TACOMA, Wash. — A federal judge is considering whether Washington state can require pharmacies to stock and sell Plan B or other emergency contraceptives, even in the face of religious objections by druggists who believe they destroy human life.
Ralph's Thriftway in Olympia and two licensed Washington pharmacists sued the state in 2007, saying that dispensing the drug would infringe on their religious beliefs because it can prevent the implantation of a fertilized egg.
They argue they can easily and quickly refer customers to nearby pharmacies willing to sell the drug, which is effective in preventing an unwanted pregnancy if a woman takes it within 72 hours of unprotected sex. The drug, which has a high dose of medicine found in birth-control pills, has no effect on pregnant women.
The Washington Board of Pharmacy requires pharmacies to dispense any medication for which there is a community need, and to stock a representative assortment of drugs needed by their patients. The state says the rules are legal because they apply neutrally to all medicines and pharmacies, and that they promote an important government interest — the timely delivery of medicine.

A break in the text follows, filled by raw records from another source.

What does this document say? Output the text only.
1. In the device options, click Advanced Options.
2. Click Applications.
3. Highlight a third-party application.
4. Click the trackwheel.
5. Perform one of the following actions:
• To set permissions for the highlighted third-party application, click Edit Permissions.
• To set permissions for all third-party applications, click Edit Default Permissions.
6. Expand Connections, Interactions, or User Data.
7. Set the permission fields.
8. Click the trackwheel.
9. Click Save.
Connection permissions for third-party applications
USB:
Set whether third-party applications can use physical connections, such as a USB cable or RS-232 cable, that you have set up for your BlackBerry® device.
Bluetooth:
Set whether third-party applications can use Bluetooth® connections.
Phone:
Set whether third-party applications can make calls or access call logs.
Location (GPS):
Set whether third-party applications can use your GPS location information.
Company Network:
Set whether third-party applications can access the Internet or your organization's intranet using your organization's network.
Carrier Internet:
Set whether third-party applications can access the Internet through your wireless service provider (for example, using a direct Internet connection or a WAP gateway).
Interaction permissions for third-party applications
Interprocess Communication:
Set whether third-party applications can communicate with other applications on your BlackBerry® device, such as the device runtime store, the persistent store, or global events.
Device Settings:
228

A group that includes HIV patients intervened in the case on the state's behalf, arguing that if pharmacies can refuse to dispense Plan B for religious reasons, some might also refuse to dispense AIDS medications, for example.
Individual pharmacists are allowed to pass a prescription to another druggist in the same store, provided the patient's order was filled without delay. But that left no option for a lone pharmacist, or for the owner of a pharmacy who also has religious objections to a particular drug.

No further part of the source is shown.